Case adjudication was performed by two expert physicians who independently reviewed the data obtained during the ED visit and follow-up, blinded to copeptin levels. Case adjudication was dichotomic. In case of discordance, the case was adjudicated after discussion. Mortality was checked in the index visit records, in subsequent ED records and in all hospital admission events that followed the index visit.

Outcomes and power

The primary outcome was the diagnostic accuracy of copeptin for diagnosis of AAS. Secondly, we evaluated the performance of copeptin in association with D-dimer for diagnosis of AAS and mortality associated with copeptin levels.

The present study was powered to test the null hypothesis that plasma copeptin is comparable in AAS and in alternative diagnoses. Assuming that copeptin levels would be 15 ± 30 pmol/L in patients without AAS, an enrolment ratio of 2, a type I error of 0.05 and type II error of 0.1, we estimated that at least 224 patients needed to be included.

Statistical analysis

Characteristics are reported with median plus interquartile range (IQR) for continuous variables and proportions plus 95% confidence interval (CI) for categorical variables. Statistical differences were compared with non-parametric Mann-Whitney U-test, Kruskal-Wallis with post-hoc Dunn’s multiple comparison test for independent samples or with Pearson’s χ2 test.

The diagnostic performance of copeptin was assessed with receiver operating characteristic (ROC) analysis. The area under the curve (AUC) was estimated per Hanley and McNeil and AUC comparison was performed per DeLong. The Youden’s index was calculated as: sensitivity + specificity −1. The maximum value of the index was used as a criterion for selecting the optimal cut-off point. The following variables were calculated: sensitivity, specificity, PPV, NPV, LR+ and LR−.

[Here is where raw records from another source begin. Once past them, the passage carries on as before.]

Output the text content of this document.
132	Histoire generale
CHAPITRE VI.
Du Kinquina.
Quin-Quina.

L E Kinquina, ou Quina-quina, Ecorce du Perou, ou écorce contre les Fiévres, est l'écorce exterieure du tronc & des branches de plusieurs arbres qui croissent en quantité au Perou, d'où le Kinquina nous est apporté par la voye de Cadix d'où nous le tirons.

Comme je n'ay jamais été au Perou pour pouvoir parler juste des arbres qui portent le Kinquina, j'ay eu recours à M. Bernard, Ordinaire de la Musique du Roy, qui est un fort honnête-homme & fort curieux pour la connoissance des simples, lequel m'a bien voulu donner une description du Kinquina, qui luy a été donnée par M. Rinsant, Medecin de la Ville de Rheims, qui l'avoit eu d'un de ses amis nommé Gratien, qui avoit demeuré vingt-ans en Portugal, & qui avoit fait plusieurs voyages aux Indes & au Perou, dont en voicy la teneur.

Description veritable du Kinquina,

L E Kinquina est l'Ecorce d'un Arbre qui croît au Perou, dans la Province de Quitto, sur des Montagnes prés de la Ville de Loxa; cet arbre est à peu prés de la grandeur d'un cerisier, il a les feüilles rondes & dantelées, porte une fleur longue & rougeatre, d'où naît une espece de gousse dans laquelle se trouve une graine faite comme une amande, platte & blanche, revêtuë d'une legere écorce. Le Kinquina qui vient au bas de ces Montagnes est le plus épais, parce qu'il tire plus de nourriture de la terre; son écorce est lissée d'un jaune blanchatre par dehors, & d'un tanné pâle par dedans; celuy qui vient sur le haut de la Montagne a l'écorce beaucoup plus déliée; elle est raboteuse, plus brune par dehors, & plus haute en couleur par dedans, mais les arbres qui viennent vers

Survival analysis was performed by constructing Kaplan Meier curves and by log-rank testing. To identify the variables associated with mortality, contingency tables were constructed, and odds ratios were computed. Pearson’s χ2 test was applied. All variables tested in univariate analysis were introduced in the multivariable binary logistic regression analysis. Statistical computations were conducted with SPSS software ver. 20 (IBM) and R ver. 3.0.2. P-values were considered significant if <0.05.